On 03/02/14 01:32, Florian Pritz wrote:
> On 02.02.2014 12:13, Allan McRae wrote:
>> On 02/02/14 04:12, Florian Pritz wrote:
>>> This greatly speeds up file list generation times by avoiding
>>> uncompressing the whole package.
>>>
>>> pacman -S base with a deliberate file conflict:
>>> before: 9.1 seconds
>>> after:  2.2 seconds
>>>
>>> Signed-off-by: Florian Pritz <[email protected]>
>>> ---
>>>
>>> v4:
>>>
>>> - fix mem leak when cleaning up pkg->files
>>> - make mtree_*size names a little more descriptive
>>> - switch comments to c style
>>> - break some long lines, there are still a few left..
>>> - files starting with . are handled by handle_simple_path now
>>> - pass the path directly to add_entry_to_files_list
>>> - consolidate early breaking in main loop
>>>
>>> NOT changed:
>>>
>>> - ret for archive_read_next_header: copied from original code in
>>>   _alpm_pkg_load_internal, if anyone cares feel free to change it later
>>> - I didn't break all lines > 80 chars, that should probably be done in a
>>>   line break cleanup only commit
>>>
>>>  lib/libalpm/be_package.c | 150 
>>> +++++++++++++++++++++++++++++++++++++++++++++--
>>>  1 file changed, 146 insertions(+), 4 deletions(-)
>>>
>>> diff --git a/lib/libalpm/be_package.c b/lib/libalpm/be_package.c
>>> index 393f436..ac52ae1 100644
>>> --- a/lib/libalpm/be_package.c
>>> +++ b/lib/libalpm/be_package.c
>>> @@ -386,13 +386,36 @@ static int add_entry_to_files_list(alpm_pkg_t *pkg, 
>>> size_t *files_size,
>>>  {
>>>     const size_t files_count = pkg->files.count;
>>>     alpm_file_t *current_file;
>>> +   mode_t type;
>>> +   size_t pathlen;
>>>  
>>>     if(!_alpm_realloc((void **)&pkg->files.files, files_size, (files_count 
>>> + 1) * sizeof(alpm_file_t))) {
>>>             return -1;
>>>     }
>>>  
>>> +   type = archive_entry_filetype(entry);
>>> +
>>> +   pathlen = strlen(path);
>>> +
>>>     current_file = pkg->files.files + files_count;
>>> -   STRDUP(current_file->name, path, return -1);
>>> +
>>> +   /* mtree paths don't contain a tailing slash, those we get from
>>> +    * the archive directly do (expensive way)

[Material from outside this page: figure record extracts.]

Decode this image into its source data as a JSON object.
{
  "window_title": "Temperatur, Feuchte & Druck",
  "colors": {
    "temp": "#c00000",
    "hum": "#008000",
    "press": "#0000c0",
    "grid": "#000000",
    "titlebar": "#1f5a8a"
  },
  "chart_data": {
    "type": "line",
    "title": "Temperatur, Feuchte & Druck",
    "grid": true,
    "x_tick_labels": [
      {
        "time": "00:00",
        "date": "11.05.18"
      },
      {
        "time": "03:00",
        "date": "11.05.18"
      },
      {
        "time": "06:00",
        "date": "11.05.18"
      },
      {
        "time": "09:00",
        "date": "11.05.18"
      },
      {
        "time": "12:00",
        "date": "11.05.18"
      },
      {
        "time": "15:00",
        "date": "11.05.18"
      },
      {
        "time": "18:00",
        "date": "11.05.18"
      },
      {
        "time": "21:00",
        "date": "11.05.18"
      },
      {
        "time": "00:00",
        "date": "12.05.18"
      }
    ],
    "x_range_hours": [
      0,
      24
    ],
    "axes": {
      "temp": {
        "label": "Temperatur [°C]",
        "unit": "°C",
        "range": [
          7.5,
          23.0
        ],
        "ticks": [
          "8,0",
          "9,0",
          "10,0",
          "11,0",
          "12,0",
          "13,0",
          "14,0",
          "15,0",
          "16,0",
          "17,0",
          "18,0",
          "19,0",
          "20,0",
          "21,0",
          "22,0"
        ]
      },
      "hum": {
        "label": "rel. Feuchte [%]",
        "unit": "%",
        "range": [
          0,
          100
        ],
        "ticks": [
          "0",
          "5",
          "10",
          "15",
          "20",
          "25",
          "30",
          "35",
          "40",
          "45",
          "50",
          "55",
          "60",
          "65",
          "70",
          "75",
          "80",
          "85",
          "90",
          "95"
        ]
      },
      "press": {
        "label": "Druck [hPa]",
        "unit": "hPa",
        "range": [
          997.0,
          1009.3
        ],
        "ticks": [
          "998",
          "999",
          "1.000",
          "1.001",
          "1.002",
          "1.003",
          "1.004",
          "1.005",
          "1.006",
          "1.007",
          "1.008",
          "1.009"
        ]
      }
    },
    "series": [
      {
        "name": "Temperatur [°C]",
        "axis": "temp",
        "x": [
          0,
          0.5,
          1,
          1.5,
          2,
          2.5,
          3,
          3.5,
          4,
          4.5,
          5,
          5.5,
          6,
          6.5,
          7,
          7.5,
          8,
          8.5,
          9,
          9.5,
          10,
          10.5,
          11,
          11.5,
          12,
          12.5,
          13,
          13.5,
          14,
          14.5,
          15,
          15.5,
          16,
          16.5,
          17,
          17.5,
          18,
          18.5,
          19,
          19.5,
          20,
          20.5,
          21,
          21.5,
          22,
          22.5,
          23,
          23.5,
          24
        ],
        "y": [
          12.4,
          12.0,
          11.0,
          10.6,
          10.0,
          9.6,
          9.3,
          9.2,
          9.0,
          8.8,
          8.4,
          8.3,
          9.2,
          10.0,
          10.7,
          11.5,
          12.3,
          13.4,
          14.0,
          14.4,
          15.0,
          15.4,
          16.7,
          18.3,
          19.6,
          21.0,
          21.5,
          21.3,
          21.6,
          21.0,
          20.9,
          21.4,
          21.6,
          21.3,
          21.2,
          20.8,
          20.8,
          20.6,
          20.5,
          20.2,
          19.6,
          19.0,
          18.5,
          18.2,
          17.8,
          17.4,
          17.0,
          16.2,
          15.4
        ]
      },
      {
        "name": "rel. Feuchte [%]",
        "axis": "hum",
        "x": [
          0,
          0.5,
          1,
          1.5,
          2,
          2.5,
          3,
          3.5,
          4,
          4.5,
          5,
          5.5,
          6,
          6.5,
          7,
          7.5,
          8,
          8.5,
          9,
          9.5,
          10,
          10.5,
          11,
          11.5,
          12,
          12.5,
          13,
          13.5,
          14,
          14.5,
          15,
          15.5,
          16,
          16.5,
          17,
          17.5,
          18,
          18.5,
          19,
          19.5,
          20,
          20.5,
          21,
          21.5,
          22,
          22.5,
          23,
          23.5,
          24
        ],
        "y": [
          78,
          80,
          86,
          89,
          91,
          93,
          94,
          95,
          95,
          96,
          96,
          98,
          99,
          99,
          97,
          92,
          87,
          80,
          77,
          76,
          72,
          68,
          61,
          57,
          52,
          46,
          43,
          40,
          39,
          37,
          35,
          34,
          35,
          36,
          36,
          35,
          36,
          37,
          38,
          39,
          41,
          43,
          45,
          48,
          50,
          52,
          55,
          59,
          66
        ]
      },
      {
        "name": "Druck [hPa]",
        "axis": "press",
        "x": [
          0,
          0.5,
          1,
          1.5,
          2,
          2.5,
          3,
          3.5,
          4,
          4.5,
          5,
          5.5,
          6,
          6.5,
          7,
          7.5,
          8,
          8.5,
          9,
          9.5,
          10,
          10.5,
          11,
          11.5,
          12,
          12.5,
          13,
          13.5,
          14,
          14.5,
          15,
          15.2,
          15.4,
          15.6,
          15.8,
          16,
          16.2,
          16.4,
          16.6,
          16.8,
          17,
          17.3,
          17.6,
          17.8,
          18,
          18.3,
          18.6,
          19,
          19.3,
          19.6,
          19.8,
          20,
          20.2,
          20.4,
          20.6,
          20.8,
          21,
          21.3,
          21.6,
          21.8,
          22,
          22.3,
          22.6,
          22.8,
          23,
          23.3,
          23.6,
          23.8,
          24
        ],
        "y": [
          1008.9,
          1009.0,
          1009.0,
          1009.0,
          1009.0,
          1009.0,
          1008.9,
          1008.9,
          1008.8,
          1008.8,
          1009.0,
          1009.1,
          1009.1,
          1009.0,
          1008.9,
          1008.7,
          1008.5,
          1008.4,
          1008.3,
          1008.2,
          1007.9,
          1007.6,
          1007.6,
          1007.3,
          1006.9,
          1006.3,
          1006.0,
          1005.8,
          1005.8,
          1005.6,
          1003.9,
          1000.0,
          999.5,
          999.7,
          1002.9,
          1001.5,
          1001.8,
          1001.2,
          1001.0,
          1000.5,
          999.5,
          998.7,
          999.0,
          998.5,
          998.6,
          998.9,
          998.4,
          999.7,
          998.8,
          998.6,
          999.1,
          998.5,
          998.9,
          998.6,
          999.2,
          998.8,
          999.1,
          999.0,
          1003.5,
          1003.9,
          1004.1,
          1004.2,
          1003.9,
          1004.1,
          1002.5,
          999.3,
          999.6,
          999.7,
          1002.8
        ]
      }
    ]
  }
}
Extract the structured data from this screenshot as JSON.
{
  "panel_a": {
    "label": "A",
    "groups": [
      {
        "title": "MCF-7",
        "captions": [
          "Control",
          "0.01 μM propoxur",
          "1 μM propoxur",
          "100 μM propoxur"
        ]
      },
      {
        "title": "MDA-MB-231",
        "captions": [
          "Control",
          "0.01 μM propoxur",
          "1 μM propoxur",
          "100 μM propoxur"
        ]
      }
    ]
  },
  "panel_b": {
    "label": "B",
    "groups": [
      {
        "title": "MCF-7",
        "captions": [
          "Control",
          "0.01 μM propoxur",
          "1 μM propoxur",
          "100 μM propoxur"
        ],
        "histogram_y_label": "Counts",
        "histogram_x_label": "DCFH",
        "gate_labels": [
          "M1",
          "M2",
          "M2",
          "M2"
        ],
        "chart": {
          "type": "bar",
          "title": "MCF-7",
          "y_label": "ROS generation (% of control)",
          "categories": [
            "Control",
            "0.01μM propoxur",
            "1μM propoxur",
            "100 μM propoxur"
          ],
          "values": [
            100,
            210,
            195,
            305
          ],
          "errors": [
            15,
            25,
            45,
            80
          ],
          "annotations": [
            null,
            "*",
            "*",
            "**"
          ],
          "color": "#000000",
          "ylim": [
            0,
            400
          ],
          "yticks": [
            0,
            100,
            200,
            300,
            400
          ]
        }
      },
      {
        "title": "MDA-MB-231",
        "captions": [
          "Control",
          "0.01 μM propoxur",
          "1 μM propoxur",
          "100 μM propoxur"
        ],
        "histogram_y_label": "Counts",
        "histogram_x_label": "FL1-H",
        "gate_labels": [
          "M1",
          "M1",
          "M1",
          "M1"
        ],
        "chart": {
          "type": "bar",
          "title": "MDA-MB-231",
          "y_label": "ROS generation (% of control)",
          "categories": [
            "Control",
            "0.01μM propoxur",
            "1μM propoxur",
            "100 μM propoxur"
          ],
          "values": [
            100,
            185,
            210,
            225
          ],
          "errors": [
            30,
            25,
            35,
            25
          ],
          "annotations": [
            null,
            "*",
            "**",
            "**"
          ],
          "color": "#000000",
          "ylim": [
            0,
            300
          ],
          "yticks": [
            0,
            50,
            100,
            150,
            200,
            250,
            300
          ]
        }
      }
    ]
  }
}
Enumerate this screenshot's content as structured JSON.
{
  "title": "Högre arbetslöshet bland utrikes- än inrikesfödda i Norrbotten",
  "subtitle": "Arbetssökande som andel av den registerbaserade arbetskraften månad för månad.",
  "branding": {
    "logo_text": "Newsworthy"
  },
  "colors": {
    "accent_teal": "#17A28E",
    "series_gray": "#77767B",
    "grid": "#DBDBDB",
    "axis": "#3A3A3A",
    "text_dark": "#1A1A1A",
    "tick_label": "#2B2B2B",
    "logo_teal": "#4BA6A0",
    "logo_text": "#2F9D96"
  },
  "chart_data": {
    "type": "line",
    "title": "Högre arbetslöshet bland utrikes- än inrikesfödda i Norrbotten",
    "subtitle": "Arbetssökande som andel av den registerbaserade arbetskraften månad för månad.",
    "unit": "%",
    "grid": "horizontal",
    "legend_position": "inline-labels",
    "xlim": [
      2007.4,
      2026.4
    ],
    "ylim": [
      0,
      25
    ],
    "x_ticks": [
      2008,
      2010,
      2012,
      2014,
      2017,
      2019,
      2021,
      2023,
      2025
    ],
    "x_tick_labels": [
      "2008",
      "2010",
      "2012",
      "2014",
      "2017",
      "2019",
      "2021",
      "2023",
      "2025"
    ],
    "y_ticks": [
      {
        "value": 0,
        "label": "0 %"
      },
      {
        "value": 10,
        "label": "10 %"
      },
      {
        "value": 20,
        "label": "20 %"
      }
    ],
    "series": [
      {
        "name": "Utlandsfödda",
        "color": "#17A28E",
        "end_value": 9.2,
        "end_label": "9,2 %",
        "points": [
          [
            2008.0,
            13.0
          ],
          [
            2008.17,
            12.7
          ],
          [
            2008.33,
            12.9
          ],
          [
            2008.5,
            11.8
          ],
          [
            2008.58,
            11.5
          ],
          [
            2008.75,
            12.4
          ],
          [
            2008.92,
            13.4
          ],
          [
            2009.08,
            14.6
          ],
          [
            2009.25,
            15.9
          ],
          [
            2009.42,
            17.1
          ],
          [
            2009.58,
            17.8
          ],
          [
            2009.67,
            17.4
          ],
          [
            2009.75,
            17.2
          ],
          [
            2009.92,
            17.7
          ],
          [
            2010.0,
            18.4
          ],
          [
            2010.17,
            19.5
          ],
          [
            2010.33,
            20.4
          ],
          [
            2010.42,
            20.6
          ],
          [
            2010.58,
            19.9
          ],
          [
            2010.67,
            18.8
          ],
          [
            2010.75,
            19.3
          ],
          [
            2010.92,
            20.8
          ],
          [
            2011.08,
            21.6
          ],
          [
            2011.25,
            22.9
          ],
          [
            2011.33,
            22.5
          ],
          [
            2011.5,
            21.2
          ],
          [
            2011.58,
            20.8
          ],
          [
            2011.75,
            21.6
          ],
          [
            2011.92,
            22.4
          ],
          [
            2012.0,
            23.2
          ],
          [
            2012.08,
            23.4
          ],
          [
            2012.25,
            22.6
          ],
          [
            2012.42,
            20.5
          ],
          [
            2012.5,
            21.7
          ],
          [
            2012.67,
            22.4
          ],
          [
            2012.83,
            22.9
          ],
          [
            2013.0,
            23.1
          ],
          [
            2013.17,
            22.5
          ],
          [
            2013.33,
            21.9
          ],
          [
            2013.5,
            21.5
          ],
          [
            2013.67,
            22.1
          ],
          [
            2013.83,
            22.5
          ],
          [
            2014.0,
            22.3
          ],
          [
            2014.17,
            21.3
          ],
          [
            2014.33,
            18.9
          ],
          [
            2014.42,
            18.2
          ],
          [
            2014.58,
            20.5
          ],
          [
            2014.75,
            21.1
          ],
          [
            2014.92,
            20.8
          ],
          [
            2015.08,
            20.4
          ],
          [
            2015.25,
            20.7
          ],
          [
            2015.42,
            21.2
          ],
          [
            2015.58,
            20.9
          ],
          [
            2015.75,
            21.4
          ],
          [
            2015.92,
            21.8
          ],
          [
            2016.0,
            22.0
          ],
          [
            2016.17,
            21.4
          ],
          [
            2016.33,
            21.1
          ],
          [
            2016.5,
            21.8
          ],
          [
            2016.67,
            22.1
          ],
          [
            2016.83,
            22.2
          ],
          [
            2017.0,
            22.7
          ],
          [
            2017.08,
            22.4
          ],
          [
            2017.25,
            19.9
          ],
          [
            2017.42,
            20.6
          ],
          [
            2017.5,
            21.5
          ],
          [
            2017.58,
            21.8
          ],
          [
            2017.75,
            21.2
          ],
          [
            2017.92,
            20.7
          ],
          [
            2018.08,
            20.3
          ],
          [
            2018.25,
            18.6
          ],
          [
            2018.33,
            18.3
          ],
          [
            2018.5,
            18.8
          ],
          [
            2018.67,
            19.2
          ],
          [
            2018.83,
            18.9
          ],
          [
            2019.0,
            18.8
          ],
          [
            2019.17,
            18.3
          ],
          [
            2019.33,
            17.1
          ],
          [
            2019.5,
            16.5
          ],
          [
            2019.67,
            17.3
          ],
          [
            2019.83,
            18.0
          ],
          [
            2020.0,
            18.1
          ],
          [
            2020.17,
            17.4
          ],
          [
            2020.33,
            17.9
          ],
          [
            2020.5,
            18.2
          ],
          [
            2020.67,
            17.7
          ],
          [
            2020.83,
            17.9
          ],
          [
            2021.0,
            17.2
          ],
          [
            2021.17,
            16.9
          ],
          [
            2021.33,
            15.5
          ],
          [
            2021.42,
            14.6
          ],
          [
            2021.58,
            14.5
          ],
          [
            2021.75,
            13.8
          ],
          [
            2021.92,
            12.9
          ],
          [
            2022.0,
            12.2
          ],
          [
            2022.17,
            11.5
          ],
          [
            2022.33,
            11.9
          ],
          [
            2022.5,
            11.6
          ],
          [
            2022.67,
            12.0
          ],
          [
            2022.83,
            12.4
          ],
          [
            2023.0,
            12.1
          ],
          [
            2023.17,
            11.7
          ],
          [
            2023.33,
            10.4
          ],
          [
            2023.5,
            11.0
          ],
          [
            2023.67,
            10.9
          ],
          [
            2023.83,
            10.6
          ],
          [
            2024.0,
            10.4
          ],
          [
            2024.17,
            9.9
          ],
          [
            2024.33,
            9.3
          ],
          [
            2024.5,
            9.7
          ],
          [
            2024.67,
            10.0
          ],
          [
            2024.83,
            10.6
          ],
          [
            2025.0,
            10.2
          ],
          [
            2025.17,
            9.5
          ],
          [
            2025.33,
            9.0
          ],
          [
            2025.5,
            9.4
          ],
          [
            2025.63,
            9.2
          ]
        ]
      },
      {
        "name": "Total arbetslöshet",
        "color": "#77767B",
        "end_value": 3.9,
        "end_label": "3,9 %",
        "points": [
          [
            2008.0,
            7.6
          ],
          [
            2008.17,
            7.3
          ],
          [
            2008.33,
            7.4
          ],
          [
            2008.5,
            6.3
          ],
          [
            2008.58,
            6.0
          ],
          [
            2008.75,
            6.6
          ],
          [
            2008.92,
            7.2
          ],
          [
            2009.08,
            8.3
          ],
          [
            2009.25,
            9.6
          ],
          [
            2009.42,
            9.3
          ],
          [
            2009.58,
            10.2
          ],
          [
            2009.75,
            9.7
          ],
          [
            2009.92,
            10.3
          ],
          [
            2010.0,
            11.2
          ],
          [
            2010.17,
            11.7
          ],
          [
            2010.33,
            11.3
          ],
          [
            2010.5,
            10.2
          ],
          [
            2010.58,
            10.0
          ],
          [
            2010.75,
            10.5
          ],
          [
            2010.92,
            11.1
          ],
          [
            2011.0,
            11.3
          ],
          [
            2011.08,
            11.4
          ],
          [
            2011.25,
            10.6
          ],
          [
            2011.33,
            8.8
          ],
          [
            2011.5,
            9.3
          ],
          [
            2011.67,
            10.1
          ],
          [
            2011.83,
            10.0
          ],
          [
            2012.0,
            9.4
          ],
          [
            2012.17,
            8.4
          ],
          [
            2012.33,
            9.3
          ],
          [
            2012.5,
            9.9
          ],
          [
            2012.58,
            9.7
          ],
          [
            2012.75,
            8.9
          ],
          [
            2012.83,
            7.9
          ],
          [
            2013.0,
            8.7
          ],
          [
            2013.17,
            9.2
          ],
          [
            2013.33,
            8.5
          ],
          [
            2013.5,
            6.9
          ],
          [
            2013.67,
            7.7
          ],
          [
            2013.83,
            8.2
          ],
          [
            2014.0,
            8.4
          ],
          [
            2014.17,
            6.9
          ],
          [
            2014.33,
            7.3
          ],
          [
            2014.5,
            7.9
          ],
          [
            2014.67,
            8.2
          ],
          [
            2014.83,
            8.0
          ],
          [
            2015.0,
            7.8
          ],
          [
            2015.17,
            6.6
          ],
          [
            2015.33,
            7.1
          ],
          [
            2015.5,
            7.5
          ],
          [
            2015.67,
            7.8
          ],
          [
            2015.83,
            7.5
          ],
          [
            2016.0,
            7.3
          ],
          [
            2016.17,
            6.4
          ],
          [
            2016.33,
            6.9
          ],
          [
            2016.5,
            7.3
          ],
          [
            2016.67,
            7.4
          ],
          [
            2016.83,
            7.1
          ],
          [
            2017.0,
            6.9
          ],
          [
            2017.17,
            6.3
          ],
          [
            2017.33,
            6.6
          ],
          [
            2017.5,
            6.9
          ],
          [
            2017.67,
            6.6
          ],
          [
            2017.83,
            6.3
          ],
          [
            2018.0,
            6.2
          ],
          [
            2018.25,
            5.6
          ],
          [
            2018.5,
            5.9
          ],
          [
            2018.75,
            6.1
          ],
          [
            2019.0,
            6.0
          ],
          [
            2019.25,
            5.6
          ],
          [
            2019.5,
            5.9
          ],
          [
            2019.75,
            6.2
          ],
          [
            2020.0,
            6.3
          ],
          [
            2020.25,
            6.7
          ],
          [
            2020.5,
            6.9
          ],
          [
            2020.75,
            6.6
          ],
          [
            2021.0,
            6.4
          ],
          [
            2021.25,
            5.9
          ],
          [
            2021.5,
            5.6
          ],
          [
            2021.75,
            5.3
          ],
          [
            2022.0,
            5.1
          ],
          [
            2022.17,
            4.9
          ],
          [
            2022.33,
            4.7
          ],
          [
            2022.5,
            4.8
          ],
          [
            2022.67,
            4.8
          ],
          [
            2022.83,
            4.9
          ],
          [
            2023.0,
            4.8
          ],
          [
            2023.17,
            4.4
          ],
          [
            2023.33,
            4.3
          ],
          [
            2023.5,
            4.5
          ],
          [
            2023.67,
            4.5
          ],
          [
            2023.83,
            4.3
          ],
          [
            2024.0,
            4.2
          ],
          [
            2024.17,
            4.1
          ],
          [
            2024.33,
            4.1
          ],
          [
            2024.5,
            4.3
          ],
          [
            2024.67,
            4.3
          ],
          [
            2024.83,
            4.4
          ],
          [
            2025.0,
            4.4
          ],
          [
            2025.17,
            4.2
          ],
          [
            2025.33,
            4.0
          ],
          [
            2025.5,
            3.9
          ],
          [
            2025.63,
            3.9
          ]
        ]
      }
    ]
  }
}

>>> +    * Other code relies on it to detect directories so add it here.*/
>>> +   if(type == AE_IFDIR && path[pathlen - 1] != '/') {
>>> +           /* 2 = 1 for / + 1 for \0 */
>>> +           char *newpath = malloc(pathlen + 2);
>>> +           if (!newpath) {
>>> +                   _alpm_alloc_fail(pathlen + 2);
>>> +                   return -1;
>>> +           }
>>> +           strcpy(newpath, path);
>>> +           newpath[pathlen] = '/';
>>> +           newpath[pathlen + 1] = '\0';
>>> +           current_file->name = newpath;
>>> +   } else {
>>> +           STRDUP(current_file->name, path, return -1);
>>> +   }
>>>     current_file->size = archive_entry_size(entry);
>>>     current_file->mode = archive_entry_mode(entry);
>>>     pkg->files.count++;
>>> @@ -400,6 +423,115 @@ static int add_entry_to_files_list(alpm_pkg_t *pkg, 
>>> size_t *files_size,
>>>  }
>>>  
>>>  /**
>>> + * Generate a new file list from an mtree file and add it to the package.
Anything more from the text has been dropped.